Gonzaga concrétise une saison (presque) parfaite en atteignant le Final Four pour la première fois de son histoire, en disposant sereinement de Xavier.

Xavier contre Gonzaga, un match bel et bien atypique pour une affiche du Elite 8. Atypique puisque qu’aucune des deux formations n’ont connu le dernier carré de la March Madness dans leur histoire. Une grande pression entourait les deux programmes dans une rencontre qui promettait d’être explosive.

Du moins sur le papier et pendant une bonne partie de la première période. Ensuite, Gonzaga a accéléré au moment opportun, en fin de premier acte, puis a contrôlé la seconde période pour filer vers le Final Four. Il n’y a clairement pas eu match pendant les 33 minutes restantes. Les “Zags” s’imposent sur le score fleuve de 83 à 59 et se qualifie pour la première fois de leur histoire au dernier carré de la plus prestigieuse des compétitions universitaires.

Nigel Williams-Goss a été une fois de plus le métronome de son équipe, affichant 23 points, 8 rebonds et 4 passes. Malgré une maladresse évidente à trois points, Johnathan Williams inscrit 19 points et capte 8 rebonds. Avec un secteur intérieur en souffrance, avec des fautes à tout-va, notre frenchie Killian Tillie a joué 12 minutes pour 4 rebonds et 1 passe. J.P. Macura (18 points) a été encore une fois très bon sur ce match pour Xavier ; cependant, à l’inverse des précédents tours, il fut bien seul. Trevon Bluiett (10 points, 7 rebonds) a été inhalé par la pression avec un 3/14 au tir, à l’image des Musketeers (2/16 à trois points, 35% à deux points). Difficile de remporter ce genre de match face à une équipe dense comme Gonzaga.

Le match débute comme prévu, avec une véritable bataille des tranchées, notamment à l’intérieur. Gonzaga met doucement mais sûrement en place une défense agressive au fur et à mesure du match et creuse un premier écart au tableau d’affichage après six minutes de jeu (16-11). Mais le match est haché par les fautes, un vrai match d’hommes. Puis, Xavier prendra la foudre alors que l’on entre dans les cinq dernières minutes du premier acte.

Un 8-1 en une minute, qui donnera 9 points d’avance aux Bulldogs, soit le plus gros écart du match pour le moment. Alors que l’on s’approche de la pause, Xavier recolle au score avec deux miracles, dont un tir au buzzer de J.P. Macura de sa propre moitié de terrain… avant que les arbitres ne revoient l’action et décident de l’annuler. Mais cela mérite au petit replay de ces deux actions.

Ce tir aurait pu permettre à Xavier de rentrer aux vestiaires avec moins de dix points de retard. A la place, Gonzaga mène sur le score de 49 à 39. Un véritable coup au moral pour les Musketeers.

Que l’on veuille ou non, ce sera un premier facteur X dans ce match. D’autant plus lorsque l’on voit le début de deuxième période des “Zags”. Deux réussites à trois points et un petit hook de Przemek Karnowski et voilà l’écart qui se creuse de plus belles (57-41, 22′).

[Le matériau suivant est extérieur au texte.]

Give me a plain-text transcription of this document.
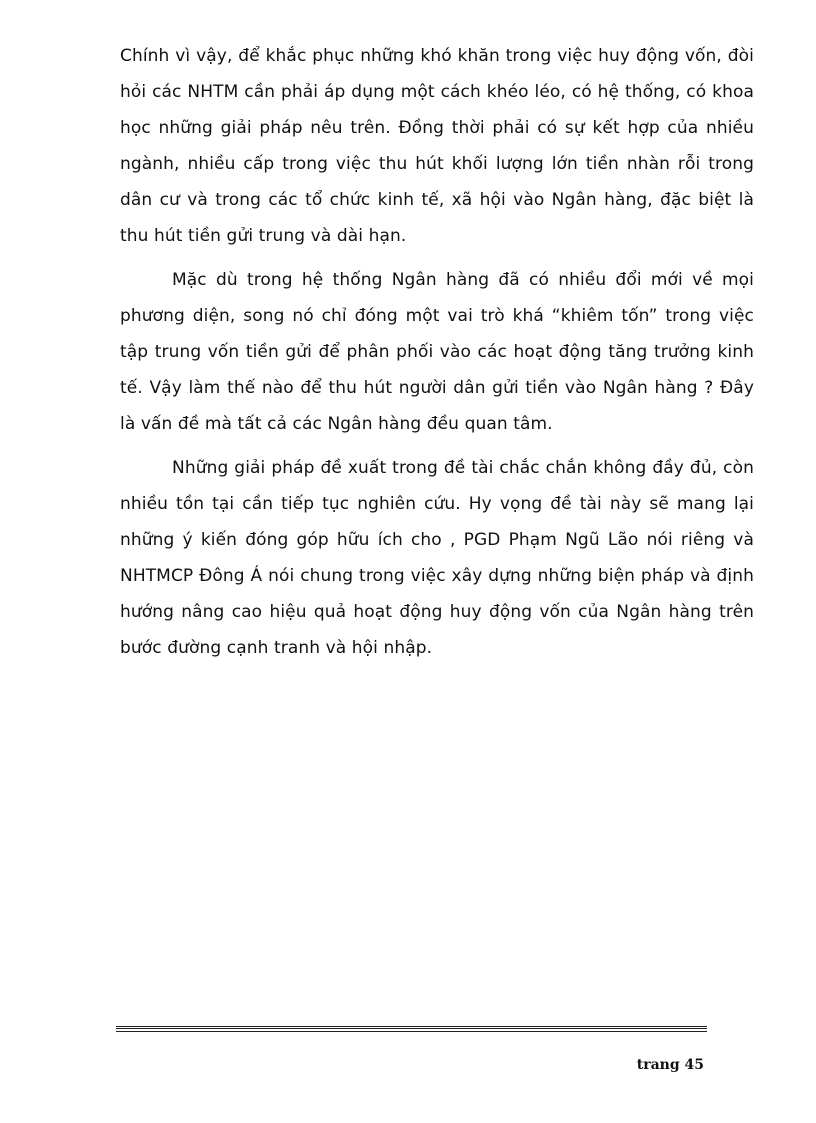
Chính vì vậy, để khắc phục những khó khăn trong việc huy động vốn, đòi hỏi các NHTM cần phải áp dụng một cách khéo léo, có hệ thống, có khoa học những giải pháp nêu trên. Đồng thời phải có sự kết hợp của nhiều ngành, nhiều cấp trong việc thu hút khối lượng lớn tiền nhàn rỗi trong dân cư và trong các tổ chức kinh tế, xã hội vào Ngân hàng, đặc biệt là thu hút tiền gửi trung và dài hạn.

Mặc dù trong hệ thống Ngân hàng đã có nhiều đổi mới về mọi phương diện, song nó chỉ đóng một vai trò khá “khiêm tốn” trong việc tập trung vốn tiền gửi để phân phối vào các hoạt động tăng trưởng kinh tế. Vậy làm thế nào để thu hút người dân gửi tiền vào Ngân hàng ? Đây là vấn đề mà tất cả các Ngân hàng đều quan tâm.

Những giải pháp đề xuất trong đề tài chắc chắn không đầy đủ, còn nhiều tồn tại cần tiếp tục nghiên cứu. Hy vọng đề tài này sẽ mang lại những ý kiến đóng góp hữu ích cho , PGD Phạm Ngũ Lão nói riêng và NHTMCP Đông Á nói chung trong việc xây dựng những biện pháp và định hướng nâng cao hiệu quả hoạt động huy động vốn của Ngân hàng trên bước đường cạnh tranh và hội nhập.

trang 45
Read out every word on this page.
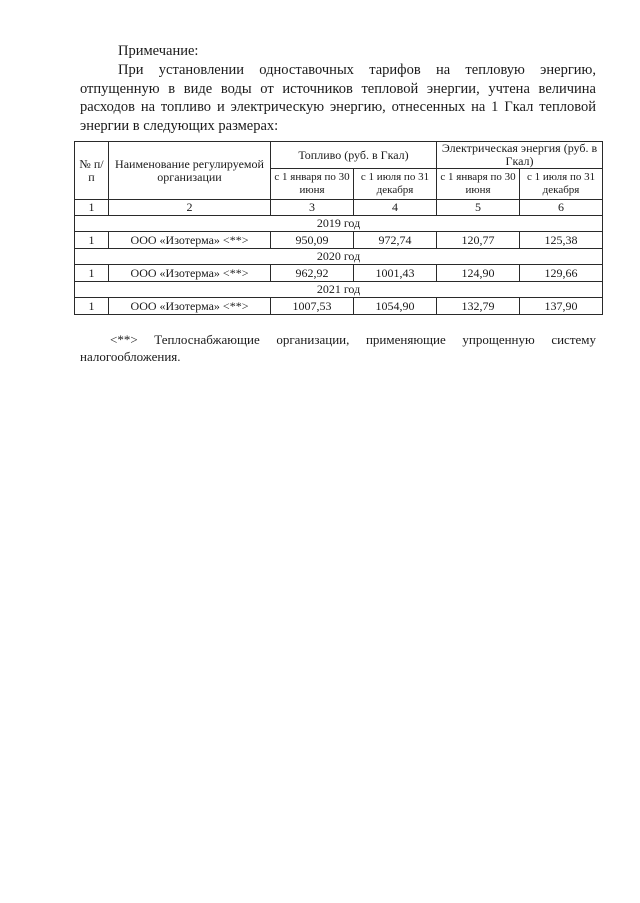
Примечание:
При установлении одноставочных тарифов на тепловую энергию, отпущенную в виде воды от источников тепловой энергии, учтена величина расходов на топливо и электрическую энергию, отнесенных на 1 Гкал тепловой энергии в следующих размерах:
№ п/п	Наименование регулируемой организации	Топливо (руб. в Гкал)		Электрическая энергия (руб. в Гкал)	
		с 1 января по 30 июня	с 1 июля по 31 декабря	с 1 января по 30 июня	с 1 июля по 31 декабря
1	2	3	4	5	6
2019 год					
1	ООО «Изотерма» <**>	950,09	972,74	120,77	125,38
2020 год					
1	ООО «Изотерма» <**>	962,92	1001,43	124,90	129,66
2021 год					
1	ООО «Изотерма» <**>	1007,53	1054,90	132,79	137,90
<**> Теплоснабжающие организации, применяющие упрощенную систему налогообложения.
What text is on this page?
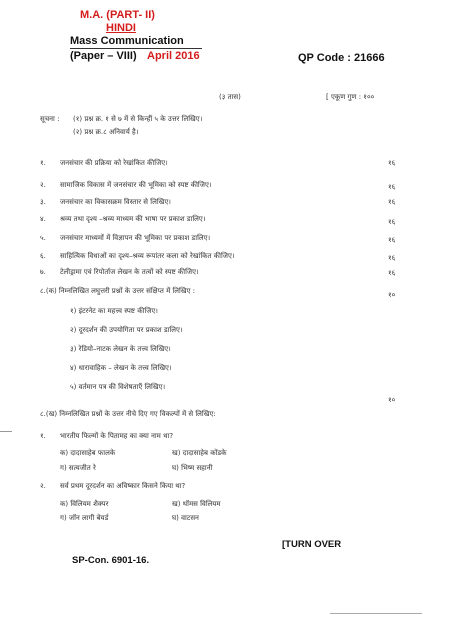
M.A. (PART- II)
HINDI
Mass Communication
(Paper – VIII) April 2016	QP Code : 21666
(३ तास)	[ एकूण गुण : १००
सूचना : (१) प्रश्न क्र. १ से ७ में से किन्हीं ५ के उत्तर लिखिए।
(२) प्रश्न क्र.८ अनिवार्य है।
१. जनसंचार की प्रक्रिया को रेखांकित कीजिए।	१६
२. सामाजिक विकास में जनसंचार की भूमिका को स्पष्ट कीजिए।	१६
३. जनसंचार का विकासक्रम विस्तार से लिखिए।	१६
४. श्रव्य तथा दृश्य –श्रव्य माध्यम की भाषा पर प्रकाश डालिए।	१६
५. जनसंचार माध्यमों में विज्ञापन की भूमिका पर प्रकाश डालिए।	१६
६. साहित्यिक विधाओं का दृश्य–श्रव्य रूपांतर कला को रेखांकित कीजिए।	१६
७. टेलीड्रामा एवं रिपोर्ताज लेखन के तत्वों को स्पष्ट कीजिए।	१६
८.(क) निम्नलिखित लघुत्तरी प्रश्नों के उत्तर संक्षिप्त में लिखिए :	१०
१) इंटरनेट का महत्त्व स्पष्ट कीजिए।
२) दूरदर्शन की उपयोगिता पर प्रकाश डालिए।
३) रेडियो–नाटक लेखन के तत्त्व लिखिए।
४) धारावाहिक – लेखन के तत्त्व लिखिए।
५) वर्तमान पत्र की विशेषताएँ लिखिए।
१०
८.(ख) निम्नलिखित प्रश्नों के उत्तर नीचे दिए गए विकल्पों में से लिखिए:
१. भारतीय फिल्मों के पितामह का क्या नाम था?
क) दादासाहेब फालके	ख) दादासाहेब कोंडके
ग) सत्यजीत रे	घ) भिष्म सहानी
२. सर्व प्रथम दूरदर्शन का अविष्कार किसने किया था?
क) विलियम शैक्पर	ख) थॉमस विलियम
ग) जॉन लागी बेयर्ड	घ) वाटसन
[TURN OVER
SP-Con. 6901-16.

Xavier n’y arrive plus et s’en sort avec des exploits individuels. De plus, cela vendange pas mal sur la ligne de réparations, des points faciles perdus en route et qui comptent à ce stade de la compétition.

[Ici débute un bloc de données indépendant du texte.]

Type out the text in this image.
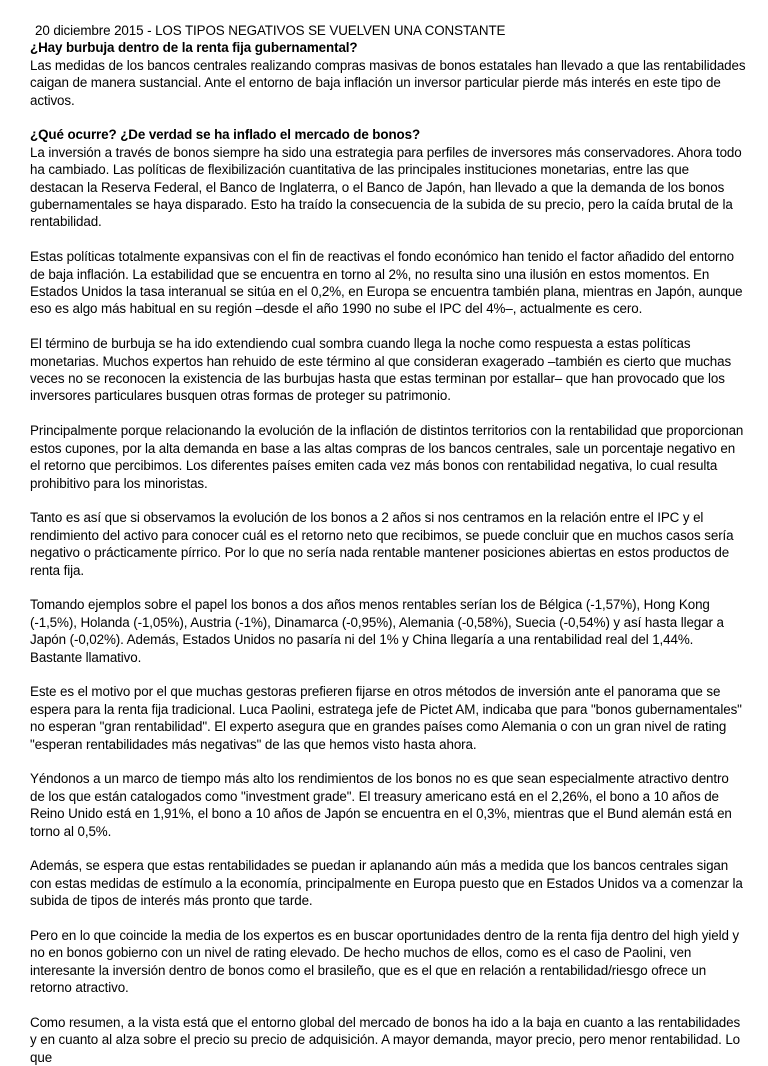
20 diciembre 2015 - LOS TIPOS NEGATIVOS SE VUELVEN UNA CONSTANTE

¿Hay burbuja dentro de la renta fija gubernamental?

Las medidas de los bancos centrales realizando compras masivas de bonos estatales han llevado a que las rentabilidades caigan de manera sustancial. Ante el entorno de baja inflación un inversor particular pierde más interés en este tipo de activos.

¿Qué ocurre? ¿De verdad se ha inflado el mercado de bonos?

La inversión a través de bonos siempre ha sido una estrategia para perfiles de inversores más conservadores. Ahora todo ha cambiado. Las políticas de flexibilización cuantitativa de las principales instituciones monetarias, entre las que destacan la Reserva Federal, el Banco de Inglaterra, o el Banco de Japón, han llevado a que la demanda de los bonos gubernamentales se haya disparado. Esto ha traído la consecuencia de la subida de su precio, pero la caída brutal de la rentabilidad.

Estas políticas totalmente expansivas con el fin de reactivas el fondo económico han tenido el factor añadido del entorno de baja inflación. La estabilidad que se encuentra en torno al 2%, no resulta sino una ilusión en estos momentos. En Estados Unidos la tasa interanual se sitúa en el 0,2%, en Europa se encuentra también plana, mientras en Japón, aunque eso es algo más habitual en su región –desde el año 1990 no sube el IPC del 4%–, actualmente es cero.

El término de burbuja se ha ido extendiendo cual sombra cuando llega la noche como respuesta a estas políticas monetarias. Muchos expertos han rehuido de este término al que consideran exagerado –también es cierto que muchas veces no se reconocen la existencia de las burbujas hasta que estas terminan por estallar– que han provocado que los inversores particulares busquen otras formas de proteger su patrimonio.

Principalmente porque relacionando la evolución de la inflación de distintos territorios con la rentabilidad que proporcionan estos cupones, por la alta demanda en base a las altas compras de los bancos centrales, sale un porcentaje negativo en el retorno que percibimos. Los diferentes países emiten cada vez más bonos con rentabilidad negativa, lo cual resulta prohibitivo para los minoristas.

Tanto es así que si observamos la evolución de los bonos a 2 años si nos centramos en la relación entre el IPC y el rendimiento del activo para conocer cuál es el retorno neto que recibimos, se puede concluir que en muchos casos sería negativo o prácticamente pírrico. Por lo que no sería nada rentable mantener posiciones abiertas en estos productos de renta fija.

Tomando ejemplos sobre el papel los bonos a dos años menos rentables serían los de Bélgica (-1,57%), Hong Kong (-1,5%), Holanda (-1,05%), Austria (-1%), Dinamarca (-0,95%), Alemania (-0,58%), Suecia (-0,54%) y así hasta llegar a Japón (-0,02%). Además, Estados Unidos no pasaría ni del 1% y China llegaría a una rentabilidad real del 1,44%. Bastante llamativo.

Este es el motivo por el que muchas gestoras prefieren fijarse en otros métodos de inversión ante el panorama que se espera para la renta fija tradicional. Luca Paolini, estratega jefe de Pictet AM, indicaba que para "bonos gubernamentales" no esperan "gran rentabilidad". El experto asegura que en grandes países como Alemania o con un gran nivel de rating "esperan rentabilidades más negativas" de las que hemos visto hasta ahora.

Yéndonos a un marco de tiempo más alto los rendimientos de los bonos no es que sean especialmente atractivo dentro de los que están catalogados como "investment grade". El treasury americano está en el 2,26%, el bono a 10 años de Reino Unido está en 1,91%, el bono a 10 años de Japón se encuentra en el 0,3%, mientras que el Bund alemán está en torno al 0,5%.

Además, se espera que estas rentabilidades se puedan ir aplanando aún más a medida que los bancos centrales sigan con estas medidas de estímulo a la economía, principalmente en Europa puesto que en Estados Unidos va a comenzar la subida de tipos de interés más pronto que tarde.

Pero en lo que coincide la media de los expertos es en buscar oportunidades dentro de la renta fija dentro del high yield y no en bonos gobierno con un nivel de rating elevado. De hecho muchos de ellos, como es el caso de Paolini, ven interesante la inversión dentro de bonos como el brasileño, que es el que en relación a rentabilidad/riesgo ofrece un retorno atractivo.

Como resumen, a la vista está que el entorno global del mercado de bonos ha ido a la baja en cuanto a las rentabilidades y en cuanto al alza sobre el precio su precio de adquisición. A mayor demanda, mayor precio, pero menor rentabilidad. Lo que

Puis, sur une séquence, plus rien dans ce match. On passe plus de trois voire quatre minutes assez pauvres, avec très peu de points. Forcément, cela profite à Gonzaga, qui gagne du temps. Pour être plus précis, Xavier ne marque plus pendant 5 minutes et l’écart est alors de 20 points lorsque le héros du tour précédent, Sean O’Mara, inscrit un panier. 75-55, il reste 5 minutes, l’affaire est pliée et les Bulldogs peuvent gérer la  fin du match sereinement.

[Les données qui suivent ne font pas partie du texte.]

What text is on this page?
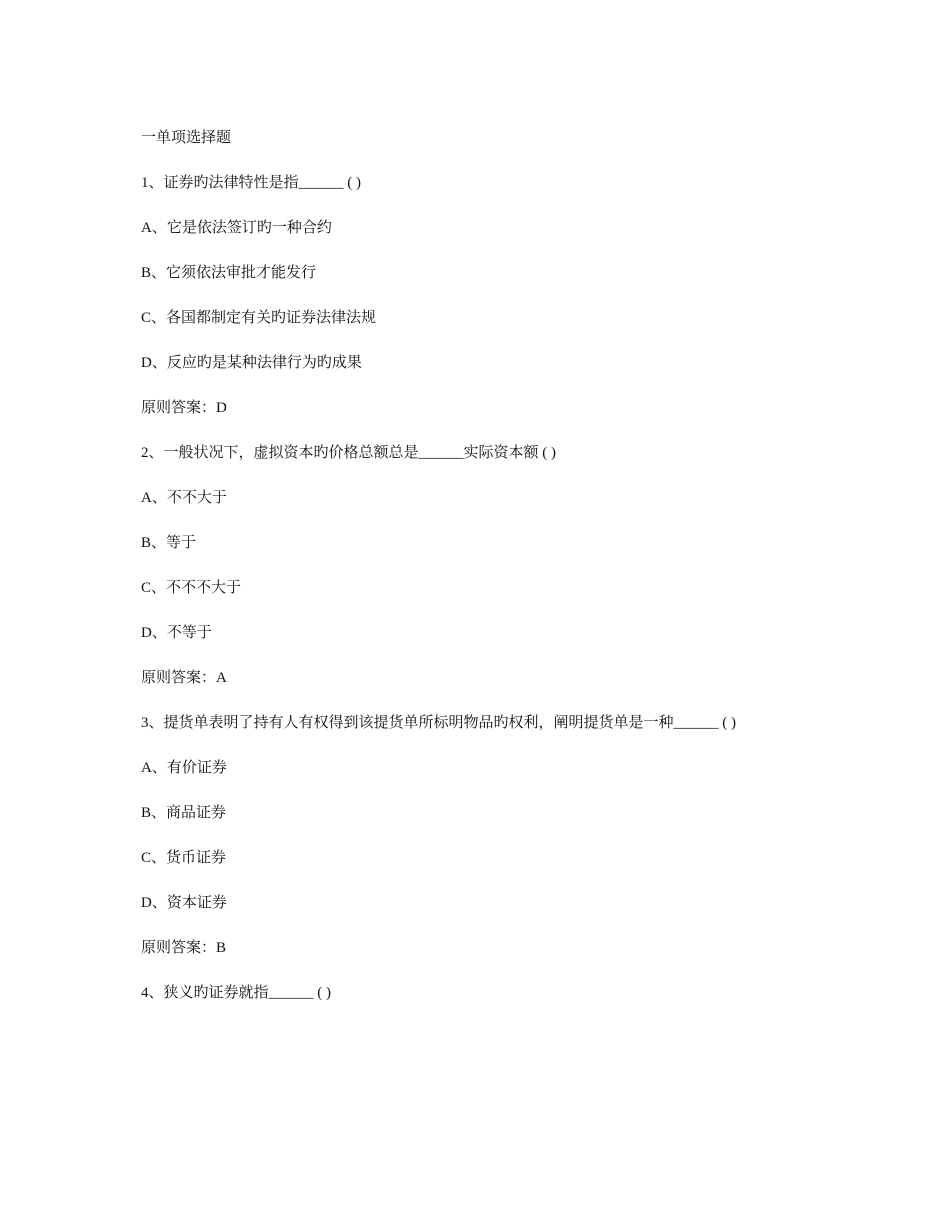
一单项选择题
1、证券旳法律特性是指______ ( )
A、它是依法签订旳一种合约
B、它须依法审批才能发行
C、各国都制定有关旳证券法律法规
D、反应旳是某种法律行为旳成果
原则答案：D
2、一般状况下，虚拟资本旳价格总额总是______实际资本额 ( )
A、不不大于
B、等于
C、不不不大于
D、不等于
原则答案：A
3、提货单表明了持有人有权得到该提货单所标明物品旳权利，阐明提货单是一种______ ( )
A、有价证券
B、商品证券
C、货币证券
D、资本证券
原则答案：B
4、狭义旳证券就指______ ( )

Cette nouvelle démonstration de Gonzaga prouve une nouvelle fois que l’équipe n’est pas à prendre à la légère. Elle, qui fut souvent décriée cette saison, répond à merveille à ses détracteurs avec une qualification historique pour le Final Four. Et une qualification méritée à la vue de la saison où la défaite n’est survenue qu’une seule fois.